Suspended disbelief draws the viewer instantaneously. Incredulity lies in the fact that the very circular frame that encapsulates her finished work, when put under scrutiny doesn’t exist in itself at all. The frame is not stamped or drawn or etched ready to encompass whatever is dropped into it. Instead each work relies on Mackintosh’s extraordinary eye which results in accentuating the unique characteristics of her chosen medium. Lance shaped leaves radiating out, curved leaves spiraling, twigs and the colour and form of shells, seeds, stones, bark, bone, seagrass and other decaying natural matter are all central to her art practice. Debris of human existence, never far away, is often incorporated as medium, to extend textures and patterns.

Linen thread is used for fine stitching and bookbinder’s gum to hold each piece permanently to the canvas. Mackintosh uses traditional Plant Herbarium techniques to avoid mould forming and to secure permanence. The collecting, the placement, the working out, the patience, the obsession, the understanding and final realisation of perfected beauty are all part of an intimidating process.

Due in part to social, environmental and historical events, modern and contemporary western art can leave a hunger for substance in face of many canvases devoid of very much except a vague thought. Long’s concept in his 1960’s art school days to create “a line made by walking” then photograph it, remains just that, a concept. While concepts can be valuable and Long’s work has been copied and reproduced in varying forms ever since, Mackintosh’s is likely to outlive such an idea. This is due to its intrinsic depth; depth of thought followed by fine assemblage through discerning consideration, while doing her own walking over the earth’s crust wherever she may be. Mostly she will be found in the natural beauty of her living and working environment on magnificent Kangaroo Island in South Australia. Here her passion for the survival of the mallee woodlands is high on her agenda. Mackintosh was told as a child that these woodlands are like a unique bonsai forest, extraordinary survivors relying on low rainfall and nutrients. Imagination, process, awareness, gathering of medium from the earth’s surface including vast sandy beaches; sorting into colour and size, filing, numbering and intense concentration, is all fraught with the possibility of any number of things occurring to upset the final outcome. Large works can take up to two hundred hours to complete once the concept is realised.
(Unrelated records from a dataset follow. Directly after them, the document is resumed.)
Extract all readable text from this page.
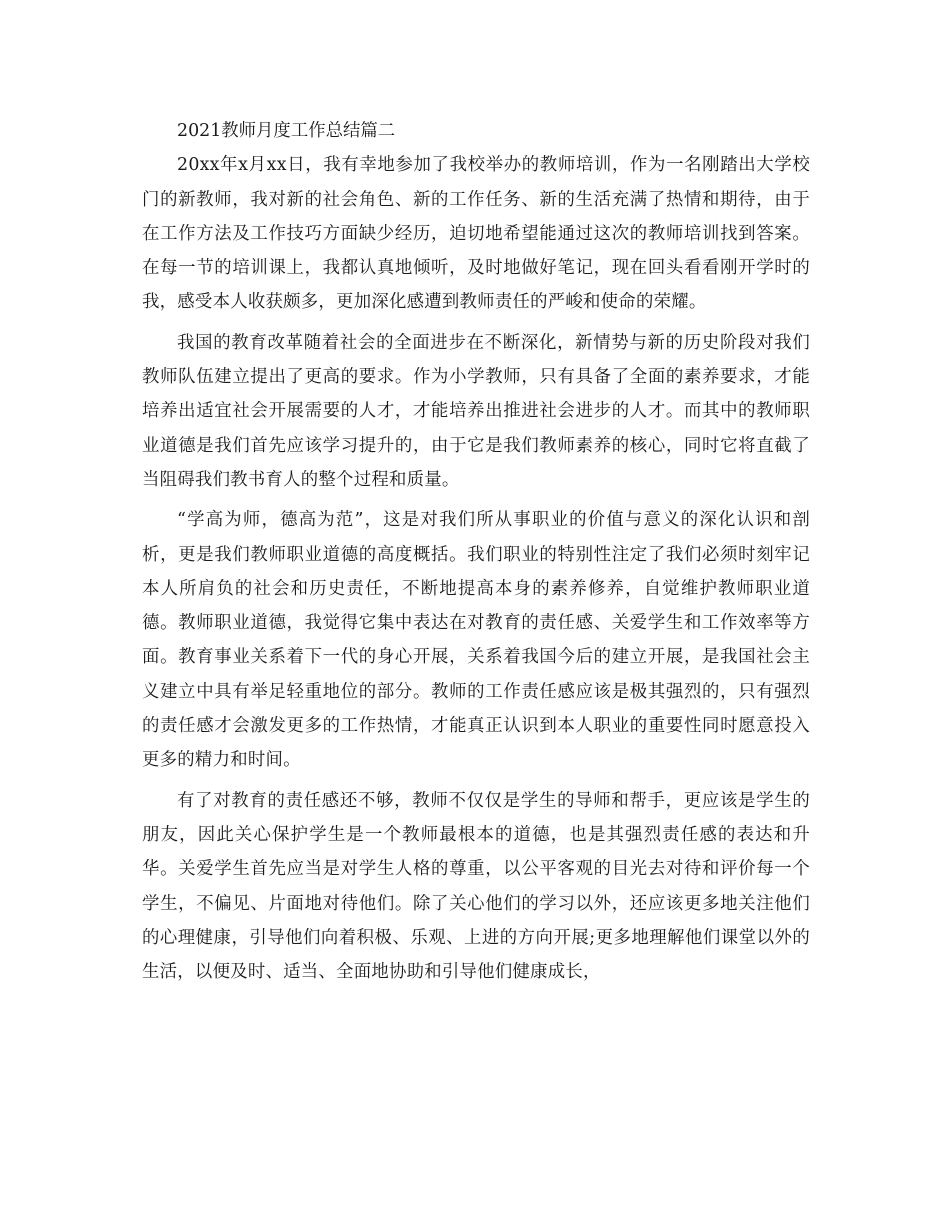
2021教师月度工作总结篇二

20xx年x月xx日，我有幸地参加了我校举办的教师培训，作为一名刚踏出大学校门的新教师，我对新的社会角色、新的工作任务、新的生活充满了热情和期待，由于在工作方法及工作技巧方面缺少经历，迫切地希望能通过这次的教师培训找到答案。在每一节的培训课上，我都认真地倾听，及时地做好笔记，现在回头看看刚开学时的我，感受本人收获颇多，更加深化感遭到教师责任的严峻和使命的荣耀。

我国的教育改革随着社会的全面进步在不断深化，新情势与新的历史阶段对我们教师队伍建立提出了更高的要求。作为小学教师，只有具备了全面的素养要求，才能培养出适宜社会开展需要的人才，才能培养出推进社会进步的人才。而其中的教师职业道德是我们首先应该学习提升的，由于它是我们教师素养的核心，同时它将直截了当阻碍我们教书育人的整个过程和质量。

“学高为师，德高为范”，这是对我们所从事职业的价值与意义的深化认识和剖析，更是我们教师职业道德的高度概括。我们职业的特别性注定了我们必须时刻牢记本人所肩负的社会和历史责任，不断地提高本身的素养修养，自觉维护教师职业道德。教师职业道德，我觉得它集中表达在对教育的责任感、关爱学生和工作效率等方面。教育事业关系着下一代的身心开展，关系着我国今后的建立开展，是我国社会主义建立中具有举足轻重地位的部分。教师的工作责任感应该是极其强烈的，只有强烈的责任感才会激发更多的工作热情，才能真正认识到本人职业的重要性同时愿意投入更多的精力和时间。

有了对教育的责任感还不够，教师不仅仅是学生的导师和帮手，更应该是学生的朋友，因此关心保护学生是一个教师最根本的道德，也是其强烈责任感的表达和升华。关爱学生首先应当是对学生人格的尊重，以公平客观的目光去对待和评价每一个学生，不偏见、片面地对待他们。除了关心他们的学习以外，还应该更多地关注他们的心理健康，引导他们向着积极、乐观、上进的方向开展;更多地理解他们课堂以外的生活，以便及时、适当、全面地协助和引导他们健康成长，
Travelling between Kangaroo Island, Adelaide and Broken Hill in 2011, the year the Saatchi exhibition both enthralled and enraged visitors to the Art Gallery of South Australia, Mackintosh’s work could be sighted at the South Australian Museum where she won the People’s Prize for the third time in the prestigious annual Waterhouse Natural History Art Prize, with her work titled ‘The Greater Good’.

At this time her work was also on view in Fine Art Kangaroo Island, Kingscote, while in Broken Hill she had just won the $15,000, 2011 Outback Prize (Acquisitive), held each year at the outstanding Broken Hill Regional Art Gallery, for her mesmerizing mixed media titled ‘Droughts and Flooding Rains’. The year culminated in a highly successful solo exhibition at Hill Smith Gallery in Adelaide, 25th November – 11th December.

Janine Mackintosh holds a Bachelor of Design – Visual Communication from the University of South Australia, 1988-1991. It is visual communication which has brought her to public interest. Her work cannot be easily passed over; it draws one into it demanding concentration on a number of levels, one of which is often missing in contemporary art today – that of contemplative engagement by the viewer.

Her work seems to fulfill the description of his own by Richard Long when he said: “…my work is a balance between the patterns of nature and the formalism of human, abstract ideas like lines and circles. It is where my human characteristics meet the natural forces and patterns of the world…” But in keeping with the 21st century, Mackintosh’s quest is also to bring to public attention the urgent need for preservation of a special island, by explicating the small and intricate existence of the island’s complex vegetation. Her determination and creative spirit is embedded in the endless pleasure of seeing and walking more than a straight line in order to arrive at a truly beautiful but endangered place.